The discussion revolves around finding the zeros of the polynomial x^2 + 3x + 2 in the context of the polynomial ring Z6. Participants explore the nature of roots in a modular arithmetic setting, particularly focusing on the implications of zero divisors in Z6.
The conversation is ongoing, with various participants offering insights into the nature of roots in Z6. Some suggest checking all possible values to identify zeros, while others emphasize the limitations of factoring in this context. Multiple interpretations of the problem are being explored.
Participants note that Z6 contains zero divisors, which complicates the straightforward application of polynomial factorization. The discussion also highlights the need to consider all elements of Z6 when determining roots.
Dick said:The roots of (x+1)(x+2) over the reals are x=(-1) and x=(-2), which are congruent to 4 and 5 mod 6. So the real question is why x=1 and x=2? The problem is that Z(6) has zero divisors, e.g. 2*3=0. So you can't conclude from (x+1)(x+2)=0 that (x+1)=0 or (x+2)=0.

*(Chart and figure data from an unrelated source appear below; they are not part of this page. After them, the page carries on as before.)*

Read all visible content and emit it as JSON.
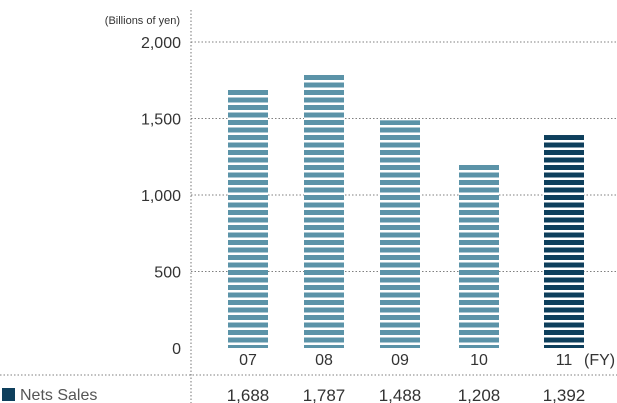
{
  "chart_data": {
    "type": "bar",
    "unit_label": "(Billions of yen)",
    "categories": [
      "07",
      "08",
      "09",
      "10",
      "11"
    ],
    "x_suffix": "(FY)",
    "series": [
      {
        "name": "Nets Sales",
        "values": [
          1688,
          1787,
          1488,
          1208,
          1392
        ],
        "value_labels": [
          "1,688",
          "1,787",
          "1,488",
          "1,208",
          "1,392"
        ]
      }
    ],
    "ylim": [
      0,
      2000
    ],
    "yticks": [
      0,
      500,
      1000,
      1500,
      2000
    ],
    "ytick_labels": [
      "0",
      "500",
      "1,000",
      "1,500",
      "2,000"
    ],
    "grid": true,
    "highlight_index": 4,
    "colors": {
      "bar": "#5b93a8",
      "bar_highlight": "#0e3f5c",
      "stripe": "#ffffff",
      "grid": "#555555",
      "legend_marker": "#0e3f5c",
      "text": "#333333"
    }
  }
}
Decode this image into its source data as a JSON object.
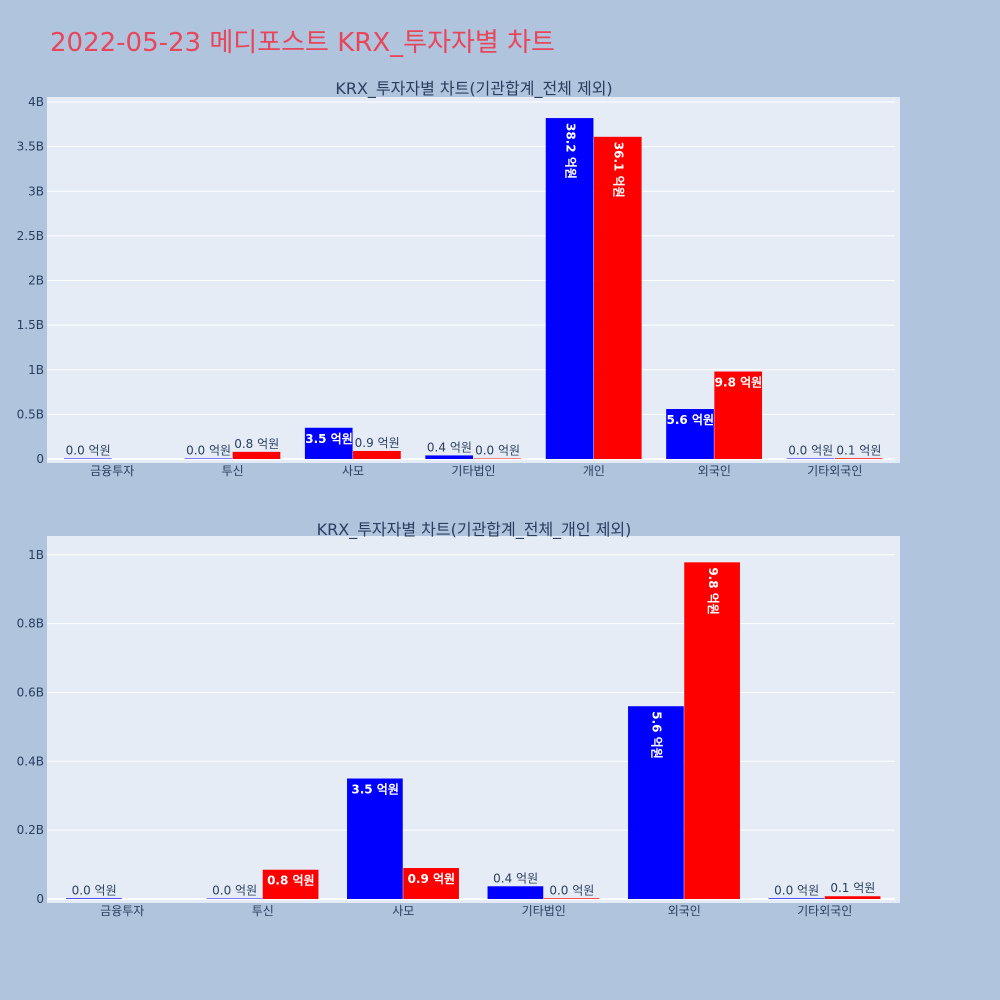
{
  "page": {
    "title": "2022-05-23 메디포스트 KRX_투자자별 차트"
  },
  "chart_data": [
    {
      "type": "bar",
      "title": "KRX_투자자별 차트(기관합계_전체 제외)",
      "categories": [
        "금융투자",
        "투신",
        "사모",
        "기타법인",
        "개인",
        "외국인",
        "기타외국인"
      ],
      "series": [
        {
          "color": "#0000ff",
          "values": [
            0.002,
            0.001,
            0.35,
            0.04,
            3.82,
            0.56,
            0.002
          ],
          "labels": [
            "0.0 억원",
            "0.0 억원",
            "3.5 억원",
            "0.4 억원",
            "38.2 억원",
            "5.6 억원",
            "0.0 억원"
          ]
        },
        {
          "color": "#ff0000",
          "values": [
            null,
            0.08,
            0.09,
            0.002,
            3.61,
            0.98,
            0.008
          ],
          "labels": [
            "",
            "0.8 억원",
            "0.9 억원",
            "0.0 억원",
            "36.1 억원",
            "9.8 억원",
            "0.1 억원"
          ]
        }
      ],
      "ylim": [
        0,
        4.0
      ],
      "yticks": [
        0,
        0.5,
        1,
        1.5,
        2,
        2.5,
        3,
        3.5,
        4
      ],
      "ytick_labels": [
        "0",
        "0.5B",
        "1B",
        "1.5B",
        "2B",
        "2.5B",
        "3B",
        "3.5B",
        "4B"
      ],
      "grid": true
    },
    {
      "type": "bar",
      "title": "KRX_투자자별 차트(기관합계_전체_개인 제외)",
      "categories": [
        "금융투자",
        "투신",
        "사모",
        "기타법인",
        "외국인",
        "기타외국인"
      ],
      "series": [
        {
          "color": "#0000ff",
          "values": [
            0.002,
            0.001,
            0.35,
            0.037,
            0.56,
            0.002
          ],
          "labels": [
            "0.0 억원",
            "0.0 억원",
            "3.5 억원",
            "0.4 억원",
            "5.6 억원",
            "0.0 억원"
          ]
        },
        {
          "color": "#ff0000",
          "values": [
            null,
            0.085,
            0.09,
            0.002,
            0.978,
            0.008
          ],
          "labels": [
            "",
            "0.8 억원",
            "0.9 억원",
            "0.0 억원",
            "9.8 억원",
            "0.1 억원"
          ]
        }
      ],
      "ylim": [
        0,
        1.04
      ],
      "yticks": [
        0,
        0.2,
        0.4,
        0.6,
        0.8,
        1.0
      ],
      "ytick_labels": [
        "0",
        "0.2B",
        "0.4B",
        "0.6B",
        "0.8B",
        "1B"
      ],
      "grid": true
    }
  ]
}
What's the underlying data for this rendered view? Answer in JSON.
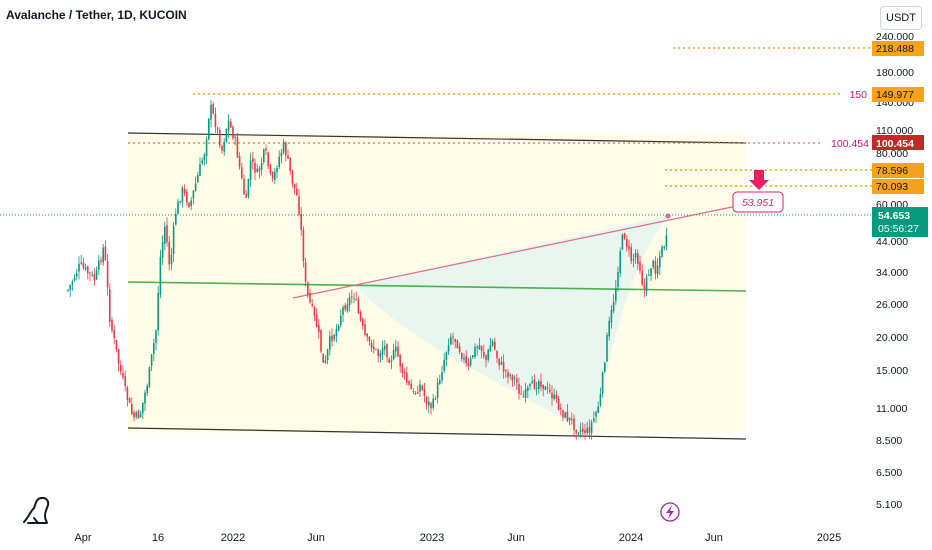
{
  "header": {
    "title": "Avalanche / Tether, 1D, KUCOIN",
    "currency": "USDT"
  },
  "chart_data": {
    "type": "candlestick",
    "y_scale": "log",
    "y_ticks": [
      "240.000",
      "180.000",
      "140.000",
      "110.000",
      "80.000",
      "60.000",
      "44.000",
      "34.000",
      "26.000",
      "20.000",
      "15.000",
      "11.000",
      "8.500",
      "6.500",
      "5.100"
    ],
    "x_ticks": [
      "Apr",
      "16",
      "2022",
      "Jun",
      "2023",
      "Jun",
      "2024",
      "Jun",
      "2025"
    ],
    "price_levels": [
      {
        "value": "218.488",
        "color": "#f7a21b",
        "style": "dotted",
        "prefix": ""
      },
      {
        "value": "149.977",
        "color": "#f7a21b",
        "style": "dotted",
        "prefix": "150"
      },
      {
        "value": "100.454",
        "color": "#c2185b",
        "style": "dotted",
        "prefix": "100.454"
      },
      {
        "value": "78.596",
        "color": "#f7a21b",
        "style": "dotted",
        "prefix": ""
      },
      {
        "value": "70.093",
        "color": "#f7a21b",
        "style": "dotted",
        "prefix": ""
      }
    ],
    "current_price": {
      "value": "54.653",
      "countdown": "05:56:27",
      "color": "#089981"
    },
    "target_label": "53.951",
    "colors": {
      "up": "#089981",
      "down": "#f23645",
      "zone": "#fffde7",
      "cup": "#e6f5ef",
      "neckline": "#e06c8c",
      "support": "#4caf50",
      "channel": "#333333"
    }
  },
  "icons": {
    "logo": "tradingview-logo-icon",
    "event": "lightning-event-icon"
  }
}
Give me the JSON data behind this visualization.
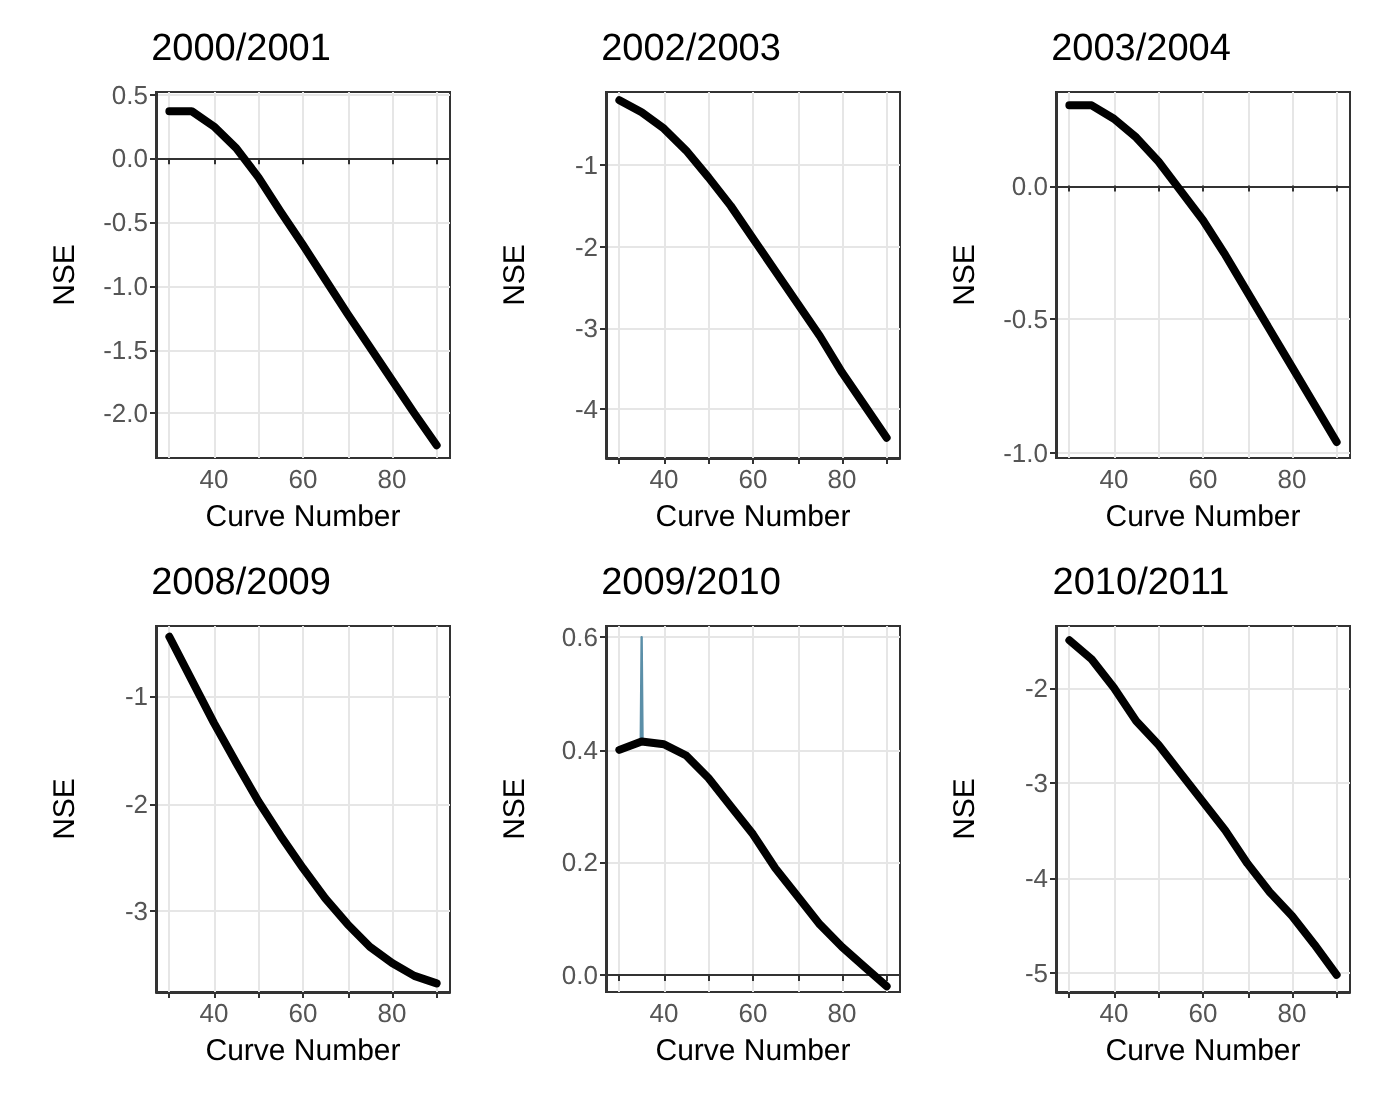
{
  "chart_data": [
    {
      "type": "line",
      "title": "2000/2001",
      "xlabel": "Curve Number",
      "ylabel": "NSE",
      "grid": true,
      "xlim": [
        27,
        93
      ],
      "xticks": [
        {
          "value": 30,
          "label": null
        },
        40,
        {
          "value": 50,
          "label": null
        },
        60,
        {
          "value": 70,
          "label": null
        },
        80,
        {
          "value": 90,
          "label": null
        }
      ],
      "ylim": [
        -2.35,
        0.52
      ],
      "yticks": [
        0.5,
        {
          "value": 0,
          "label": "0.0"
        },
        -0.5,
        {
          "value": -1,
          "label": "-1.0"
        },
        -1.5,
        {
          "value": -2,
          "label": "-2.0"
        }
      ],
      "x": [
        30,
        35,
        40,
        45,
        50,
        55,
        60,
        65,
        70,
        75,
        80,
        85,
        90
      ],
      "series": [
        {
          "color": "#000000",
          "values": [
            0.37,
            0.37,
            0.25,
            0.08,
            -0.15,
            -0.42,
            -0.68,
            -0.95,
            -1.22,
            -1.48,
            -1.74,
            -2.0,
            -2.25
          ]
        }
      ]
    },
    {
      "type": "line",
      "title": "2002/2003",
      "xlabel": "Curve Number",
      "ylabel": "NSE",
      "grid": true,
      "xlim": [
        27,
        93
      ],
      "xticks": [
        {
          "value": 30,
          "label": null
        },
        40,
        {
          "value": 50,
          "label": null
        },
        60,
        {
          "value": 70,
          "label": null
        },
        80,
        {
          "value": 90,
          "label": null
        }
      ],
      "ylim": [
        -4.6,
        -0.1
      ],
      "yticks": [
        -1,
        -2,
        -3,
        -4
      ],
      "x": [
        30,
        35,
        40,
        45,
        50,
        55,
        60,
        65,
        70,
        75,
        80,
        85,
        90
      ],
      "series": [
        {
          "color": "#000000",
          "values": [
            -0.2,
            -0.35,
            -0.55,
            -0.82,
            -1.15,
            -1.5,
            -1.9,
            -2.3,
            -2.7,
            -3.1,
            -3.55,
            -3.95,
            -4.35
          ]
        }
      ]
    },
    {
      "type": "line",
      "title": "2003/2004",
      "xlabel": "Curve Number",
      "ylabel": "NSE",
      "grid": true,
      "xlim": [
        27,
        93
      ],
      "xticks": [
        {
          "value": 30,
          "label": null
        },
        40,
        {
          "value": 50,
          "label": null
        },
        60,
        {
          "value": 70,
          "label": null
        },
        80,
        {
          "value": 90,
          "label": null
        }
      ],
      "ylim": [
        -1.02,
        0.35
      ],
      "yticks": [
        {
          "value": 0,
          "label": "0.0"
        },
        -0.5,
        {
          "value": -1,
          "label": "-1.0"
        }
      ],
      "x": [
        30,
        35,
        40,
        45,
        50,
        55,
        60,
        65,
        70,
        75,
        80,
        85,
        90
      ],
      "series": [
        {
          "color": "#000000",
          "values": [
            0.3,
            0.3,
            0.25,
            0.18,
            0.09,
            -0.02,
            -0.13,
            -0.26,
            -0.4,
            -0.54,
            -0.68,
            -0.82,
            -0.96
          ]
        }
      ]
    },
    {
      "type": "line",
      "title": "2008/2009",
      "xlabel": "Curve Number",
      "ylabel": "NSE",
      "grid": true,
      "xlim": [
        27,
        93
      ],
      "xticks": [
        {
          "value": 30,
          "label": null
        },
        40,
        {
          "value": 50,
          "label": null
        },
        60,
        {
          "value": 70,
          "label": null
        },
        80,
        {
          "value": 90,
          "label": null
        }
      ],
      "ylim": [
        -3.75,
        -0.35
      ],
      "yticks": [
        -1,
        -2,
        -3
      ],
      "x": [
        30,
        35,
        40,
        45,
        50,
        55,
        60,
        65,
        70,
        75,
        80,
        85,
        90
      ],
      "series": [
        {
          "color": "#000000",
          "values": [
            -0.45,
            -0.85,
            -1.25,
            -1.62,
            -1.98,
            -2.3,
            -2.6,
            -2.88,
            -3.12,
            -3.33,
            -3.48,
            -3.6,
            -3.67
          ]
        }
      ]
    },
    {
      "type": "line",
      "title": "2009/2010",
      "xlabel": "Curve Number",
      "ylabel": "NSE",
      "grid": true,
      "xlim": [
        27,
        93
      ],
      "xticks": [
        {
          "value": 30,
          "label": null
        },
        40,
        {
          "value": 50,
          "label": null
        },
        60,
        {
          "value": 70,
          "label": null
        },
        80,
        {
          "value": 90,
          "label": null
        }
      ],
      "ylim": [
        -0.03,
        0.62
      ],
      "yticks": [
        {
          "value": 0,
          "label": "0.0"
        },
        0.2,
        0.4,
        0.6
      ],
      "x": [
        30,
        35,
        40,
        45,
        50,
        55,
        60,
        65,
        70,
        75,
        80,
        85,
        90
      ],
      "series": [
        {
          "color": "#5b8fa8",
          "x": [
            34.8,
            35,
            35.2
          ],
          "values": [
            0.415,
            0.6,
            0.415
          ]
        },
        {
          "color": "#000000",
          "values": [
            0.4,
            0.415,
            0.41,
            0.39,
            0.35,
            0.3,
            0.25,
            0.19,
            0.14,
            0.09,
            0.05,
            0.015,
            -0.02
          ]
        }
      ]
    },
    {
      "type": "line",
      "title": "2010/2011",
      "xlabel": "Curve Number",
      "ylabel": "NSE",
      "grid": true,
      "xlim": [
        27,
        93
      ],
      "xticks": [
        {
          "value": 30,
          "label": null
        },
        40,
        {
          "value": 50,
          "label": null
        },
        60,
        {
          "value": 70,
          "label": null
        },
        80,
        {
          "value": 90,
          "label": null
        }
      ],
      "ylim": [
        -5.2,
        -1.35
      ],
      "yticks": [
        -2,
        -3,
        -4,
        -5
      ],
      "x": [
        30,
        35,
        40,
        45,
        50,
        55,
        60,
        65,
        70,
        75,
        80,
        85,
        90
      ],
      "series": [
        {
          "color": "#000000",
          "values": [
            -1.5,
            -1.7,
            -2.0,
            -2.35,
            -2.6,
            -2.9,
            -3.2,
            -3.5,
            -3.85,
            -4.15,
            -4.4,
            -4.7,
            -5.02
          ]
        }
      ]
    }
  ]
}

Dick said:-2 is congruent to 4 and -1 is congruent to 5, because in each case the difference is divisible by 6.
Dick said:That only gives you 4 and 5. It doesn't give you 1 and 2, which are also roots. Unless you know a better system, it's safest to check all possible numbers to see if they are roots.
Dick said:Factoring it is not guaranteed to find all roots for the reasons I pointed out in the first post.